After they laid many people off, they got rid of our bonuses and no more raises. As a result of this, I take up any work when it comes to freelancing or working a second job. Also in my downtime, I spend time on my side projects in hopes that one will eventually do what I need it to do in regards to bringing in enough income to supplement what I make at my current job.
This is what 10+ years of loyalty to a company gets you now.
It allows to lobby the notions of need for workers’ visas to bring in cheap labor. This cheap labor is then much more easily controlled (visa conditions, e.g. H1B - cannot easily leave workplace, several years to transition to next immigration status, yet more years to citizenship).
Labour shortage: some companies did make good use of investor's money. They keep getting money from them, and what do you do with money? Hire more people, of course. But, as you probably should know the "working age" population is shrinking over the years (inverted population pyramid). It may not be so obvious to you, but in a macro-scale that's what first world countries are experimenting right now.
For example: In the US, the layoffs are largely in tech sector. These companies took advantage but perhaps too much (humans and greed etc) of low interest rates for more than a decade + the crescendo of the pandemic money injection which all made it easy to borrow capital and hire more people than needed. It’s like you don’t realized you have had too much alcohol till the next morning. The night of the party, In the moment you can justify “just one more” drink a few times. That’s your layoffs.
On the other hand, I keep hearing that there is a massive shortage of restaurant staff these days. None of these restaurants owners want to pay their employees a fair wage. They don’t realize that at the receiving end of their employer - employee relationship is also a human who is just like them. Who simply wants a better life for the most part. Tipping culture is out of hand - restaurant owners say that if they pay their staff a fair wage they have to raise their prices. So these morons think that keeping the prices low will attract more customers but the reality is that the customer still pays more for their food as they will need to tip. That’s your shortages.

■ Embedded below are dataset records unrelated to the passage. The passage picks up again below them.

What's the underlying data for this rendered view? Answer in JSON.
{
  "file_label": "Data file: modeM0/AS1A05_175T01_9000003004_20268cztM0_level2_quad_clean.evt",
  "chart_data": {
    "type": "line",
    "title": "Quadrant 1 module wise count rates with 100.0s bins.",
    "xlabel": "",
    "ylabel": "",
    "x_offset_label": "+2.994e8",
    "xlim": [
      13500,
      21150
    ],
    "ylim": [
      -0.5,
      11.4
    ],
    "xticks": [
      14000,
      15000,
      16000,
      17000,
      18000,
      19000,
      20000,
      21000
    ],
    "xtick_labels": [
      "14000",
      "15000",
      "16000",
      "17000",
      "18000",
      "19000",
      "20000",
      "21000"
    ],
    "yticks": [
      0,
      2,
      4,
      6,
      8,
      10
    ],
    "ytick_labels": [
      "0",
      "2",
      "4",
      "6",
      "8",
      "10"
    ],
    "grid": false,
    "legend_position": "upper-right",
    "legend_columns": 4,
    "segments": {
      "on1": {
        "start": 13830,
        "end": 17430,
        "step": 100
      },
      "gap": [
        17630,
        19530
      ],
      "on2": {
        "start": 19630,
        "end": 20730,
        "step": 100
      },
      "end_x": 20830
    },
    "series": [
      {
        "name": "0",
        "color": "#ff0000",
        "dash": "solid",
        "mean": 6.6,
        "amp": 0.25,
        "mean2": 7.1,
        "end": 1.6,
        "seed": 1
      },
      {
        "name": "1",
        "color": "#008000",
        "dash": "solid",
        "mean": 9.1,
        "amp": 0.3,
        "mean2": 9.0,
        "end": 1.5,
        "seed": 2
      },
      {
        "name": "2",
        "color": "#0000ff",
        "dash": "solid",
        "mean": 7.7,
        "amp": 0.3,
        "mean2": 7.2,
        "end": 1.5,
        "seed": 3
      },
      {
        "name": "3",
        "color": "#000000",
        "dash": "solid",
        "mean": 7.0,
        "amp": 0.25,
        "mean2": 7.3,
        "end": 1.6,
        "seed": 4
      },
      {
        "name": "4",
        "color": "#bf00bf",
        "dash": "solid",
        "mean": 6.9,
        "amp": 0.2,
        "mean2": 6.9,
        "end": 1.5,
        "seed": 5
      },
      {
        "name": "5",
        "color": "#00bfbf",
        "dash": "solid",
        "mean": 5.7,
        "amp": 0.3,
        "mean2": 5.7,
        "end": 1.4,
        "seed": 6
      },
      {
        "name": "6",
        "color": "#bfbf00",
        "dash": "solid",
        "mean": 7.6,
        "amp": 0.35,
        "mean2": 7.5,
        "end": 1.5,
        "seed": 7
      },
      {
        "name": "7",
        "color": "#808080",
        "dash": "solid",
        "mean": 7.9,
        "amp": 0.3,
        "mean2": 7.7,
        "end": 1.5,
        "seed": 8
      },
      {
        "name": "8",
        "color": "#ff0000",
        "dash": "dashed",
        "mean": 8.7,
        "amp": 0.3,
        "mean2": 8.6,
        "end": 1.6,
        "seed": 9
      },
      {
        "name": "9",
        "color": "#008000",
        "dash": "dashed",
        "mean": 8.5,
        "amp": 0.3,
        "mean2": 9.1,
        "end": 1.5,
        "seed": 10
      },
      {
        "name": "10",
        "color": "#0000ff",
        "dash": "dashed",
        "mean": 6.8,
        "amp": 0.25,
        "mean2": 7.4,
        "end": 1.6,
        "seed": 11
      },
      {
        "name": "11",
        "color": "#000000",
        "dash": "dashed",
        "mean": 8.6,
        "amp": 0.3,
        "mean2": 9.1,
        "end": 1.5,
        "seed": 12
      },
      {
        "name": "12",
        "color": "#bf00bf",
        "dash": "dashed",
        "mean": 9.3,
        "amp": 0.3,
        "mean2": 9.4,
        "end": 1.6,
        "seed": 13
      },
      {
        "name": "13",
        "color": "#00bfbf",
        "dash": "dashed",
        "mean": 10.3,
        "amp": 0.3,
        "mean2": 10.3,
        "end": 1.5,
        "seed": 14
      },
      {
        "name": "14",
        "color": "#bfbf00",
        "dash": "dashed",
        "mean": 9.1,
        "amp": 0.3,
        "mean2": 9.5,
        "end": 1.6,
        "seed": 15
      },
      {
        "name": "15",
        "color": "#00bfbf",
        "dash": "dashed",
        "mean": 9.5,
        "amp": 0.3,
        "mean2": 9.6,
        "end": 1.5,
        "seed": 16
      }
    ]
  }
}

One of the big problems here is real wages in America have been stagnant for 30+ years [1]. People are being asked to do more as cost of living keeps rising while making the same amount of money. Nobody wants to address it let alone talk about it. The biggest irony in America is there is lobby for almost any kind of business. But there is no lobby for the people of the country. So what ensues is a rat race. People trying their hardest “make it” as that’s what is in their control.
[1] https://www.pewresearch.org/short-reads/2018/08/07/for-most-...
I think yes because of rise in cost of living and higher taxes.
They want to keep you guys divided and distracted.